Added oversight might benefit universities

Kansas Gov.-elect Sam Brownback and members of his transition team are dealing with thousands of details and demands to prepare the state’s new leadership team to get off to a good start in early January.

The challenges are immense, and the opportunities are great. How the governor kicks off his four-year term, how Kansans view his priorities and how he intends to tackle many of the state’s problems will go a long way in setting the tone and the level of enthusiasm or support the governor will generate for his time in office.

Will he be viewed as a strong, visionary leader, a person who can help guide Kansas and its citizens to a better future? Or will he be seen as a run-of-the-mill politician with a lot of promises and pledges but little chance of bringing these grand-sounding ideas to reality?

Those on his transition team have the responsibility of filling many important positions, putting together a state budget proposal to outline how they intend to grow the state’s economy and drafting the governor’s State of the State address.

The majority of Kansans were pleased with the manner in which retiring Gov. Mark Parkinson stepped into the governor’s office and the leadership he displayed.

However, that was for less than two years. Now, they want Brownback to lead the state in a fiscally sound manner.
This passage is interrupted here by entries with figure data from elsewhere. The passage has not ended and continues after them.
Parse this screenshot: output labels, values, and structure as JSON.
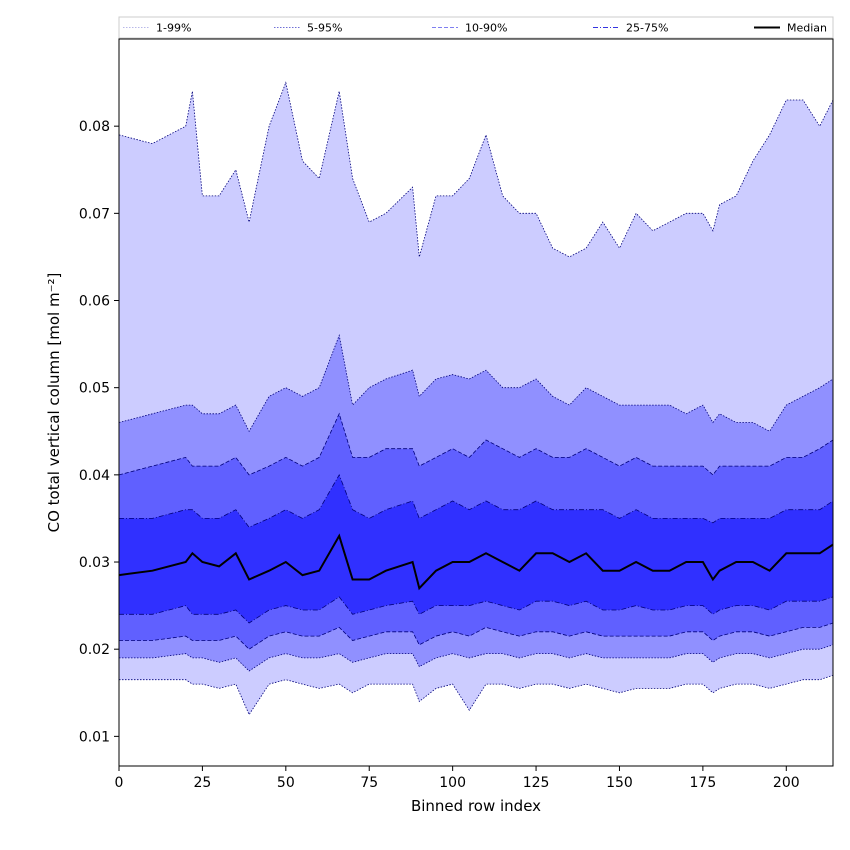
{
  "chart_data": {
    "type": "area",
    "xlabel": "Binned row index",
    "ylabel": "CO total vertical column [mol m⁻²]",
    "xlim": [
      0,
      214
    ],
    "ylim": [
      0.0066,
      0.09
    ],
    "xticks": [
      0,
      25,
      50,
      75,
      100,
      125,
      150,
      175,
      200
    ],
    "yticks": [
      0.01,
      0.02,
      0.03,
      0.04,
      0.05,
      0.06,
      0.07,
      0.08
    ],
    "ytick_labels": [
      "0.01",
      "0.02",
      "0.03",
      "0.04",
      "0.05",
      "0.06",
      "0.07",
      "0.08"
    ],
    "grid": false,
    "legend_position": "top, full width",
    "legend": [
      {
        "name": "1-99%",
        "style": "dotted",
        "color": "#b8b8e8"
      },
      {
        "name": "5-95%",
        "style": "dotted",
        "color": "#6f6fd6"
      },
      {
        "name": "10-90%",
        "style": "dashed",
        "color": "#7f7ff0"
      },
      {
        "name": "25-75%",
        "style": "dashdot",
        "color": "#3434e0"
      },
      {
        "name": "Median",
        "style": "solid",
        "color": "#000000"
      }
    ],
    "band_colors": [
      "#ccccff",
      "#9090ff",
      "#6060ff",
      "#3030ff"
    ],
    "median_color": "#000000",
    "x": [
      0,
      10,
      20,
      22,
      25,
      30,
      35,
      39,
      45,
      50,
      55,
      60,
      66,
      70,
      75,
      80,
      88,
      90,
      95,
      100,
      105,
      110,
      115,
      120,
      125,
      130,
      135,
      140,
      145,
      150,
      155,
      160,
      165,
      170,
      175,
      178,
      180,
      185,
      190,
      195,
      200,
      205,
      210,
      214
    ],
    "series": [
      {
        "name": "1-99%",
        "role": "band_upper",
        "values": [
          0.079,
          0.078,
          0.08,
          0.084,
          0.072,
          0.072,
          0.075,
          0.069,
          0.08,
          0.085,
          0.076,
          0.074,
          0.084,
          0.074,
          0.069,
          0.07,
          0.073,
          0.065,
          0.072,
          0.072,
          0.074,
          0.079,
          0.072,
          0.07,
          0.07,
          0.066,
          0.065,
          0.066,
          0.069,
          0.066,
          0.07,
          0.068,
          0.069,
          0.07,
          0.07,
          0.068,
          0.071,
          0.072,
          0.076,
          0.079,
          0.083,
          0.083,
          0.08,
          0.083
        ]
      },
      {
        "name": "5-95%",
        "role": "band_upper",
        "values": [
          0.046,
          0.047,
          0.048,
          0.048,
          0.047,
          0.047,
          0.048,
          0.045,
          0.049,
          0.05,
          0.049,
          0.05,
          0.056,
          0.048,
          0.05,
          0.051,
          0.052,
          0.049,
          0.051,
          0.0515,
          0.051,
          0.052,
          0.05,
          0.05,
          0.051,
          0.049,
          0.048,
          0.05,
          0.049,
          0.048,
          0.048,
          0.048,
          0.048,
          0.047,
          0.048,
          0.046,
          0.047,
          0.046,
          0.046,
          0.045,
          0.048,
          0.049,
          0.05,
          0.051
        ]
      },
      {
        "name": "10-90%",
        "role": "band_upper",
        "values": [
          0.04,
          0.041,
          0.042,
          0.041,
          0.041,
          0.041,
          0.042,
          0.04,
          0.041,
          0.042,
          0.041,
          0.042,
          0.047,
          0.042,
          0.042,
          0.043,
          0.043,
          0.041,
          0.042,
          0.043,
          0.042,
          0.044,
          0.043,
          0.042,
          0.043,
          0.042,
          0.042,
          0.043,
          0.042,
          0.041,
          0.042,
          0.041,
          0.041,
          0.041,
          0.041,
          0.04,
          0.041,
          0.041,
          0.041,
          0.041,
          0.042,
          0.042,
          0.043,
          0.044
        ]
      },
      {
        "name": "25-75%",
        "role": "band_upper",
        "values": [
          0.035,
          0.035,
          0.036,
          0.036,
          0.035,
          0.035,
          0.036,
          0.034,
          0.035,
          0.036,
          0.035,
          0.036,
          0.04,
          0.036,
          0.035,
          0.036,
          0.037,
          0.035,
          0.036,
          0.037,
          0.036,
          0.037,
          0.036,
          0.036,
          0.037,
          0.036,
          0.036,
          0.036,
          0.036,
          0.035,
          0.036,
          0.035,
          0.035,
          0.035,
          0.035,
          0.0345,
          0.035,
          0.035,
          0.035,
          0.035,
          0.036,
          0.036,
          0.036,
          0.037
        ]
      },
      {
        "name": "Median",
        "role": "line",
        "values": [
          0.0285,
          0.029,
          0.03,
          0.031,
          0.03,
          0.0295,
          0.031,
          0.028,
          0.029,
          0.03,
          0.0285,
          0.029,
          0.033,
          0.028,
          0.028,
          0.029,
          0.03,
          0.027,
          0.029,
          0.03,
          0.03,
          0.031,
          0.03,
          0.029,
          0.031,
          0.031,
          0.03,
          0.031,
          0.029,
          0.029,
          0.03,
          0.029,
          0.029,
          0.03,
          0.03,
          0.028,
          0.029,
          0.03,
          0.03,
          0.029,
          0.031,
          0.031,
          0.031,
          0.032
        ]
      },
      {
        "name": "25-75%",
        "role": "band_lower",
        "values": [
          0.024,
          0.024,
          0.025,
          0.024,
          0.024,
          0.024,
          0.0245,
          0.023,
          0.0245,
          0.025,
          0.0245,
          0.0245,
          0.026,
          0.024,
          0.0245,
          0.025,
          0.0255,
          0.024,
          0.025,
          0.025,
          0.025,
          0.0255,
          0.025,
          0.0245,
          0.0255,
          0.0255,
          0.025,
          0.0255,
          0.0245,
          0.0245,
          0.025,
          0.0245,
          0.0245,
          0.025,
          0.025,
          0.024,
          0.0245,
          0.025,
          0.025,
          0.0245,
          0.0255,
          0.0255,
          0.0255,
          0.026
        ]
      },
      {
        "name": "10-90%",
        "role": "band_lower",
        "values": [
          0.021,
          0.021,
          0.0215,
          0.021,
          0.021,
          0.021,
          0.0215,
          0.02,
          0.0215,
          0.022,
          0.0215,
          0.0215,
          0.0225,
          0.021,
          0.0215,
          0.022,
          0.022,
          0.0205,
          0.0215,
          0.022,
          0.0215,
          0.0225,
          0.022,
          0.0215,
          0.022,
          0.022,
          0.0215,
          0.022,
          0.0215,
          0.0215,
          0.0215,
          0.0215,
          0.0215,
          0.022,
          0.022,
          0.021,
          0.0215,
          0.022,
          0.022,
          0.0215,
          0.022,
          0.0225,
          0.0225,
          0.023
        ]
      },
      {
        "name": "5-95%",
        "role": "band_lower",
        "values": [
          0.019,
          0.019,
          0.0195,
          0.019,
          0.019,
          0.0185,
          0.019,
          0.0175,
          0.019,
          0.0195,
          0.019,
          0.019,
          0.0195,
          0.0185,
          0.019,
          0.0195,
          0.0195,
          0.018,
          0.019,
          0.0195,
          0.019,
          0.0195,
          0.0195,
          0.019,
          0.0195,
          0.0195,
          0.019,
          0.0195,
          0.019,
          0.019,
          0.019,
          0.019,
          0.019,
          0.0195,
          0.0195,
          0.0185,
          0.019,
          0.0195,
          0.0195,
          0.019,
          0.0195,
          0.02,
          0.02,
          0.0205
        ]
      },
      {
        "name": "1-99%",
        "role": "band_lower",
        "values": [
          0.0165,
          0.0165,
          0.0165,
          0.016,
          0.016,
          0.0155,
          0.016,
          0.0125,
          0.016,
          0.0165,
          0.016,
          0.0155,
          0.016,
          0.015,
          0.016,
          0.016,
          0.016,
          0.014,
          0.0155,
          0.016,
          0.013,
          0.016,
          0.016,
          0.0155,
          0.016,
          0.016,
          0.0155,
          0.016,
          0.0155,
          0.015,
          0.0155,
          0.0155,
          0.0155,
          0.016,
          0.016,
          0.015,
          0.0155,
          0.016,
          0.016,
          0.0155,
          0.016,
          0.0165,
          0.0165,
          0.017
        ]
      }
    ]
  }
}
They want leadership and vision from the governor and they want to feel optimistic about the future. They want a minimum of political partisanship, and they would like to have the state of Kansas looked upon as innovative, visionary and courageous in dealing with a wide assortment of challenges.
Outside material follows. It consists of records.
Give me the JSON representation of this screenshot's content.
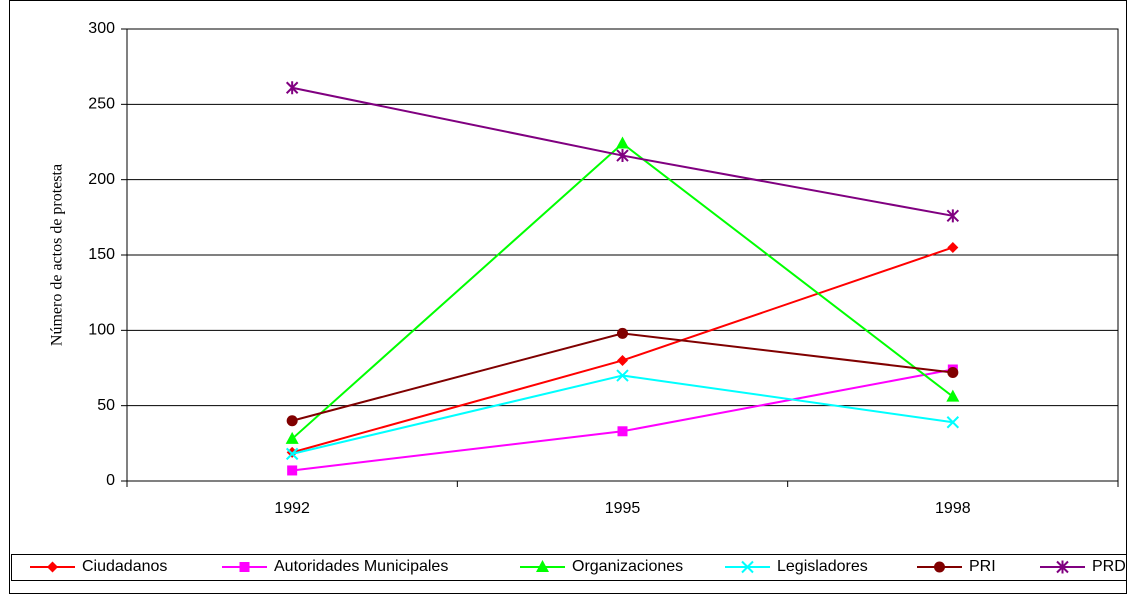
{
  "chart_data": {
    "type": "line",
    "ylabel": "Número de actos de protesta",
    "categories": [
      "1992",
      "1995",
      "1998"
    ],
    "series": [
      {
        "name": "Ciudadanos",
        "color": "#ff0000",
        "marker": "diamond",
        "values": [
          19,
          80,
          155
        ]
      },
      {
        "name": "Autoridades Municipales",
        "color": "#ff00ff",
        "marker": "square",
        "values": [
          7,
          33,
          74
        ]
      },
      {
        "name": "Organizaciones",
        "color": "#00ff00",
        "marker": "triangle",
        "values": [
          28,
          224,
          56
        ]
      },
      {
        "name": "Legisladores",
        "color": "#00ffff",
        "marker": "x",
        "values": [
          18,
          70,
          39
        ]
      },
      {
        "name": "PRI",
        "color": "#800000",
        "marker": "circle",
        "values": [
          40,
          98,
          72
        ]
      },
      {
        "name": "PRD",
        "color": "#800080",
        "marker": "asterisk",
        "values": [
          261,
          216,
          176
        ]
      }
    ],
    "ylim": [
      0,
      300
    ],
    "yticks": [
      0,
      50,
      100,
      150,
      200,
      250,
      300
    ],
    "grid": true,
    "legend": "bottom"
  }
}
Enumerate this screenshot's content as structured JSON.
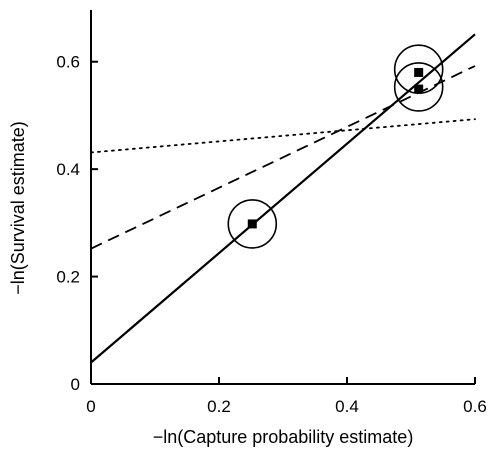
{
  "chart_data": {
    "type": "scatter",
    "xlabel": "−ln(Capture probability estimate)",
    "ylabel": "−ln(Survival estimate)",
    "xlim": [
      0,
      0.6
    ],
    "ylim": [
      0,
      0.7
    ],
    "x_ticks": [
      {
        "value": 0,
        "label": "0"
      },
      {
        "value": 0.2,
        "label": "0.2"
      },
      {
        "value": 0.4,
        "label": "0.4"
      },
      {
        "value": 0.6,
        "label": "0.6"
      }
    ],
    "y_ticks": [
      {
        "value": 0,
        "label": "0"
      },
      {
        "value": 0.2,
        "label": "0.2"
      },
      {
        "value": 0.4,
        "label": "0.4"
      },
      {
        "value": 0.6,
        "label": "0.6"
      }
    ],
    "grid": false,
    "legend": "none",
    "points": [
      {
        "x": 0.252,
        "y": 0.298
      },
      {
        "x": 0.512,
        "y": 0.58
      },
      {
        "x": 0.512,
        "y": 0.549
      }
    ],
    "circled_points": [
      {
        "x": 0.252,
        "y": 0.298
      },
      {
        "x": 0.512,
        "y": 0.586
      },
      {
        "x": 0.512,
        "y": 0.553
      }
    ],
    "lines": [
      {
        "style": "solid",
        "x": [
          0,
          0.6
        ],
        "y": [
          0.04,
          0.651
        ]
      },
      {
        "style": "dashed",
        "x": [
          0,
          0.6
        ],
        "y": [
          0.252,
          0.592
        ]
      },
      {
        "style": "dotted",
        "x": [
          0,
          0.6
        ],
        "y": [
          0.431,
          0.493
        ]
      }
    ],
    "colors": {
      "ink": "#000000",
      "background": "#ffffff"
    }
  }
}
One of the most pressing challenges, as well as opportunities, is how to deal with the massive problems associated with higher education: how to meet the rising costs and how to make sure Kansas universities are being run as efficiently as possible; how to attract and hold talented faculty members; how to avoid pricing students out of a chance to attend a superior academic institution; how to increase state fiscal support; and many other related matters.

Times change, and what once was accepted as the best way to oversee and manage universities also has changed, or at least should be changed to meet current and future needs.

Brownback and his advisers could consider whether the manner in which Kansas universities are operated and managed is effective and productive and provides enough accountability in today’s climate.

A university today is big business, a huge business. Would a successful business, in a highly competitive environment, operate as loosely as our state’s universities are operating? Budgets are in the many millions of dollars. They have thousands of employees, a large physical plant, tens of thousands of students and a major responsibility to those who are paying the bills: taxpayers, parents and students.

What accountability is there that the schools are measuring up?

Is it reasonable to think a chancellor can be on top of all these situations or that members of the Kansas Board of Regents know the seriousness of the challenges and how to address these problems or opportunities? The Kansas regents are part-time, not full-time, gatekeepers.

In past years, with fewer students, fewer academic programs, smaller budgets, less competition and far less emphasis on the “world” or international scene, it might have been easier for a chancellor or those serving as regents to think they had the ability and knowledge to take care of everything happening on their campuses.

Whether this rationale was justified 25 or 50 years ago is questionable, but it certainly isn’t the case today.

Hopefully, Brownback and his close advisers such as his incoming chief of staff David Kensinger and former state legislators Kenny Wilk will give serious thought to how to make the state’s higher education system more accountable.

Might they consider a university such as KU having a board of overseers, a small group of highly skilled, knowledgeable individuals who could help guide the university? This group could be composed of vigilant, supportive, successful people who understand challenges and could provide the regents an acute, accurate, unbiased assessment of the university’s needs and how it and its administrators are functioning. Is the chancellor effective in communicating the school’s needs, and is he or she imaginative and innovative in addressing opportunities? Does the state have strong leaders in administrative positions?

Some knowledgeable observers suggest the current regents system is obsolete, a figurehead operation, and that regents do not have the time to properly carry out their responsibilities and no longer enjoy the respect of state legislators and taxpayers.

Recent events on Mount Oread offer ample proof that it is difficult for regents to know as much as they should about what is going on at the campus. They have relied too heavily on the self-serving analyses of chancellors and provosts.

A group of overseers — or whatever such a group might be called — would give regents and state legislators the assurance that someone on the ground is providing sound, timely, accountable information.

It would be good for the state, taxpayers, students, the faculty and even chancellors and presidents if Brownback and his associates would give serious consideration to major changes in higher education oversight.

Why not be a leader, with other states and governors looking to Kansas as an example of how a state can successfully address the terrific challenges facing higher education?